On a later date, at a party arranged on the occasion of her father’s birthday, Salome won the heart of the guests by her dance recital. It made Herod was so happy and pleased that he promised his daughter anything that she wants.
At this, the girl consulted her mother and prompted by her mother, Herodias, who was infuriated by John’s condemnation of her marriage, the girl demanded the head of John the Baptist on a silver platter. This time, to keep his promise, Herod was forced to have John beheaded and Salome took the platter with John’s head and gave it to her mother.
From an early period, this Biblical story had been a favourite subject of Christian art and became especially popular during the Renaissance.
Salome had been strikingly portrayed by eminent painters, like Andrea Solario, Titian, Guido Reni, Peter Paul Rubens, Guercino, Artemisia Gentileschi and the others. Apart from painting, gradually the story also became a preferred subject of the poets, screenwriters and composers.

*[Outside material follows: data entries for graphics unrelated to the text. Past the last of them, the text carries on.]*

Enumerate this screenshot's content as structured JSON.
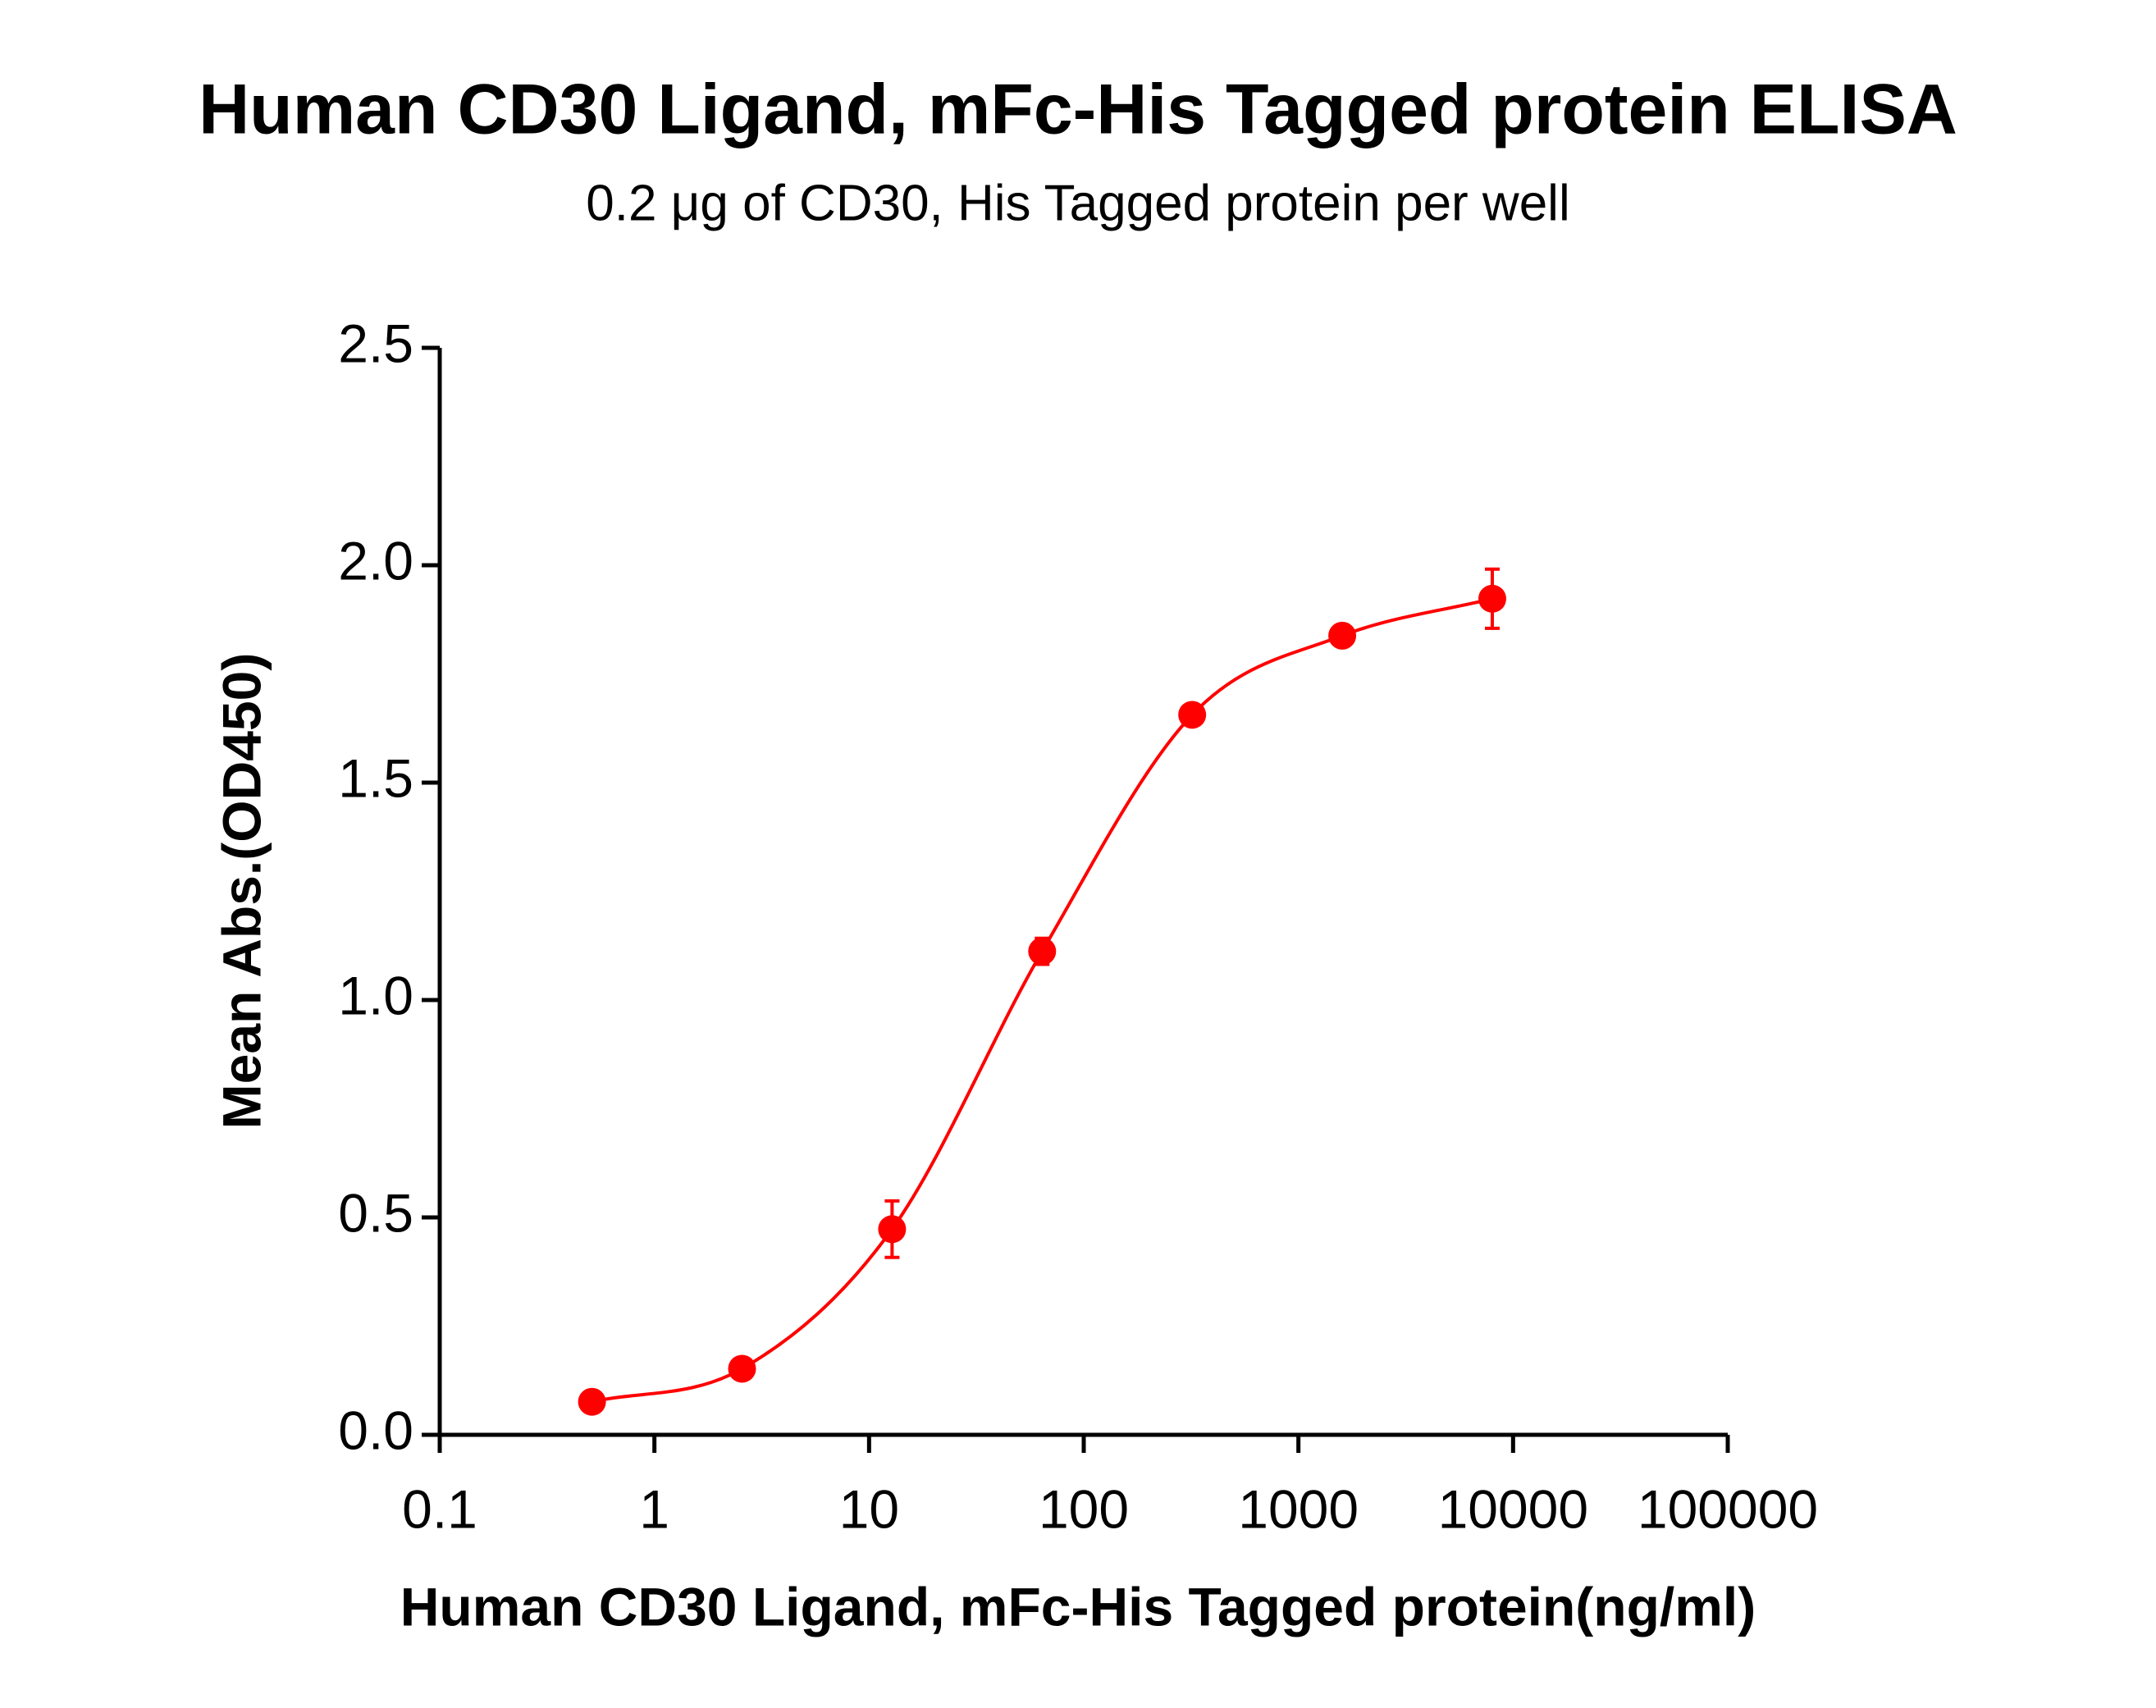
{
  "chart_data": {
    "type": "scatter",
    "title": "Human CD30 Ligand, mFc-His Tagged protein ELISA",
    "subtitle": "0.2 μg of CD30, His Tagged protein per well",
    "x_label": "Human CD30 Ligand, mFc-His Tagged protein(ng/ml)",
    "y_label": "Mean Abs.(OD450)",
    "x_scale": "log",
    "xlim": [
      0.1,
      100000
    ],
    "xticks": [
      0.1,
      1,
      10,
      100,
      1000,
      10000,
      100000
    ],
    "ylim": [
      0,
      2.5
    ],
    "yticks": [
      {
        "value": 0,
        "label": "0.0"
      },
      0.5,
      {
        "value": 1,
        "label": "1.0"
      },
      1.5,
      {
        "value": 2,
        "label": "2.0"
      },
      2.5
    ],
    "series": [
      {
        "color": "#ff0000",
        "x": [
          0.512,
          2.56,
          12.8,
          64,
          320,
          1600,
          8000
        ],
        "values": [
          0.076,
          0.152,
          0.473,
          1.112,
          1.656,
          1.838,
          1.923
        ],
        "errors": [
          0.01,
          0.01,
          0.065,
          0.03,
          0.012,
          0.012,
          0.068
        ]
      }
    ]
  }
}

Based on the Biblical story, Oscar Wild wrote his one act play ‘Salome’, which was later translated by the German poet and translator Hedwig Lachmann and soon after was performed in Berlin at the Schall and Rauch Theatre. Richard Georg Strauss, a leading German composer, was so moved by the work that he used it with some cuts, as the text for his opera of the same name. In the opera, Herod was portrayed as lusting after Salome, while Salome, in her turn, desired John the Baptist. Finally, she satisfied her libido by kissing the lips of the severed head of John, the holy man and thus, Salome has become an erotic symbol in art.